On Tuesday, March 19th 

5pm to 6pm – Sign waving in downtown Redmond. Find us along Redmond Way and join us.

6:30pm – Go into the meeting room, and sign up to give a public comment.

7:00pm – Council meeting starts. It is very likely that the mayor will put the public comment at the very end. She may also let her people speak before us. Please be prepared to stay late. Over 200 people at Kenmore stayed past mid-night to give the public comments. Their mayor was sweating. In the end, they won.  

What to prepare:

Print out this flyer to pass out: https://safeeastside.com/wp-content/uploads/2024/03/Redmond_Plymouth.pdf

Print out the signs and bring them to the council meeting: https://safeeastside.com/wp-content/uploads/2024/03/signs.pdf

Suggested talking points:

• Redmond city council should rescind its public land transfer decision. The public land transfer to Plymouth was passed recklessly. The city did not go through an open RFP process to select a provider that was in the best interest of the city of Redmond. Plymouth’s track record is concerning. The city council did not do its due diligence and ask questions Kenmore City Council asked, such as public safety, compliance, tenant screening, Plymouth’s application process, etc.

• Council President Vanessa Kritzer misled the public at the Special Meeting on February 13th. She posed a question to Director Carol Helland, which led the public to believe that the Operational Agreement would come back to the Council for final approval and that the public would be able to give input. This is a lie. Kritzer should resign from the Council President position.

• Director Carol Helland, who also serves as Chair of ARCH, said she wanted to help ARCH, and did not want to allow public engagement. She knowingly provided inaccurate information regarding the disability requirement, yet she refuses to publicly correct it. Helland should be investigated for conflict of interest and should recuse herself from the Plymouth project.

• Help our low income seniors, veterans. The city should publicly declare that disability is not an eligibility requirement for affordable housing at the Cleveland parcel (16725 Cleveland Street, Redmond)

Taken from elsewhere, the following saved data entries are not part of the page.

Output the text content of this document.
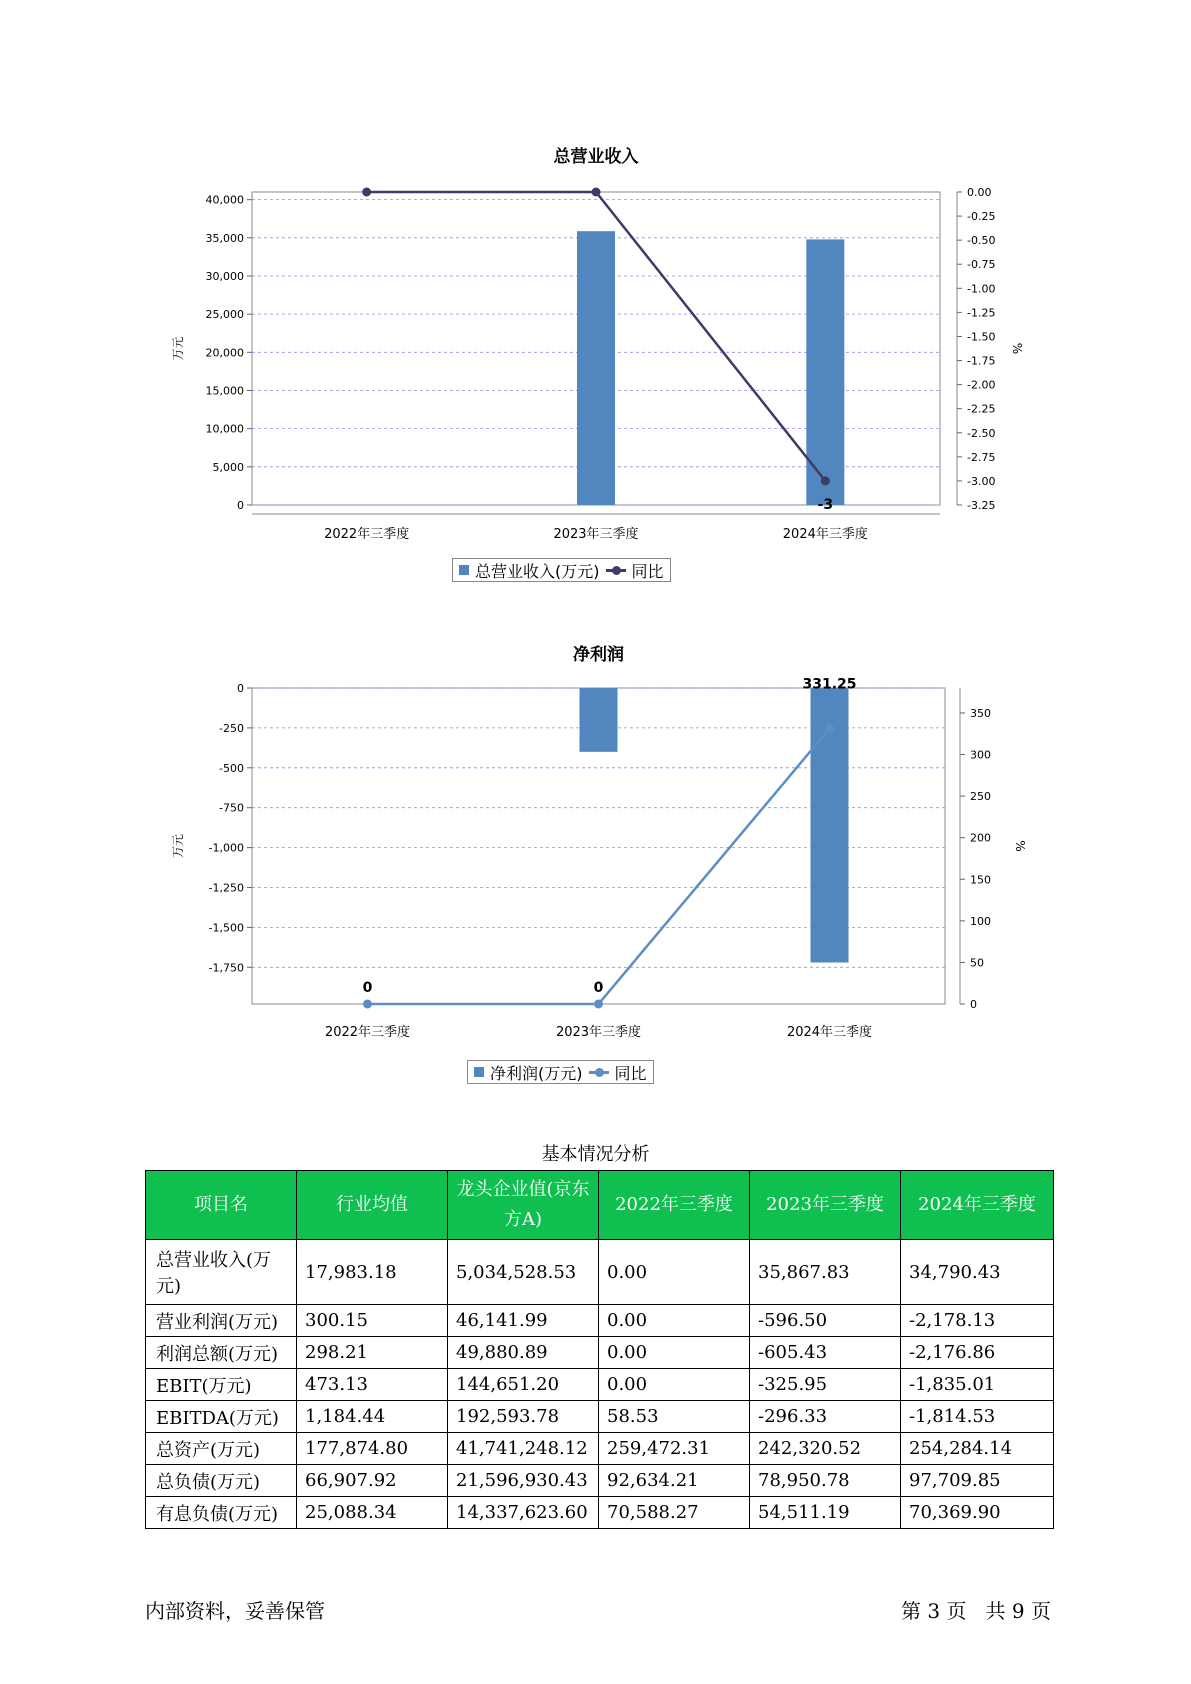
总营业收入
0
5,000
10,000
15,000
20,000
25,000
30,000
35,000
40,000
0.00
-0.25
-0.50
-0.75
-1.00
-1.25
-1.50
-1.75
-2.00
-2.25
-2.50
-2.75
-3.00
-3.25
万元	%
2022年三季度	2023年三季度	2024年三季度
-3
总营业收入(万元) 同比
净利润
0
-250
-500
-750
-1,000
-1,250
-1,500
-1,750
0
50
100
150
200
250
300
350
万元	%
2022年三季度	2023年三季度	2024年三季度
0	0
331.25
净利润(万元) 同比
基本情况分析
项目名	行业均值	龙头企业值(京东方A)	2022年三季度	2023年三季度	2024年三季度
总营业收入(万元)	17,983.18	5,034,528.53	0.00	35,867.83	34,790.43
营业利润(万元)	300.15	46,141.99	0.00	-596.50	-2,178.13
利润总额(万元)	298.21	49,880.89	0.00	-605.43	-2,176.86
EBIT(万元)	473.13	144,651.20	0.00	-325.95	-1,835.01
EBITDA(万元)	1,184.44	192,593.78	58.53	-296.33	-1,814.53
总资产(万元)	177,874.80	41,741,248.12	259,472.31	242,320.52	254,284.14
总负债(万元)	66,907.92	21,596,930.43	92,634.21	78,950.78	97,709.85
有息负债(万元)	25,088.34	14,337,623.60	70,588.27	54,511.19	70,369.90
内部资料，妥善保管	第 3 页   共 9 页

A clarification on the definition of disability. According to the state law and the common practices of the state, county, and city, mental illness and substance use disorder are all considered disabilities. Although admitted privately, the city has been refusing to publicly announce that disability is NOT an eligibility requirement for Plymouth Supportive Housing in downtown Redmond. The city wants to fill the Plymouth building with drug addicts imported from Seattle. They do not want to help Redmond’s low income seniors to get housing relief.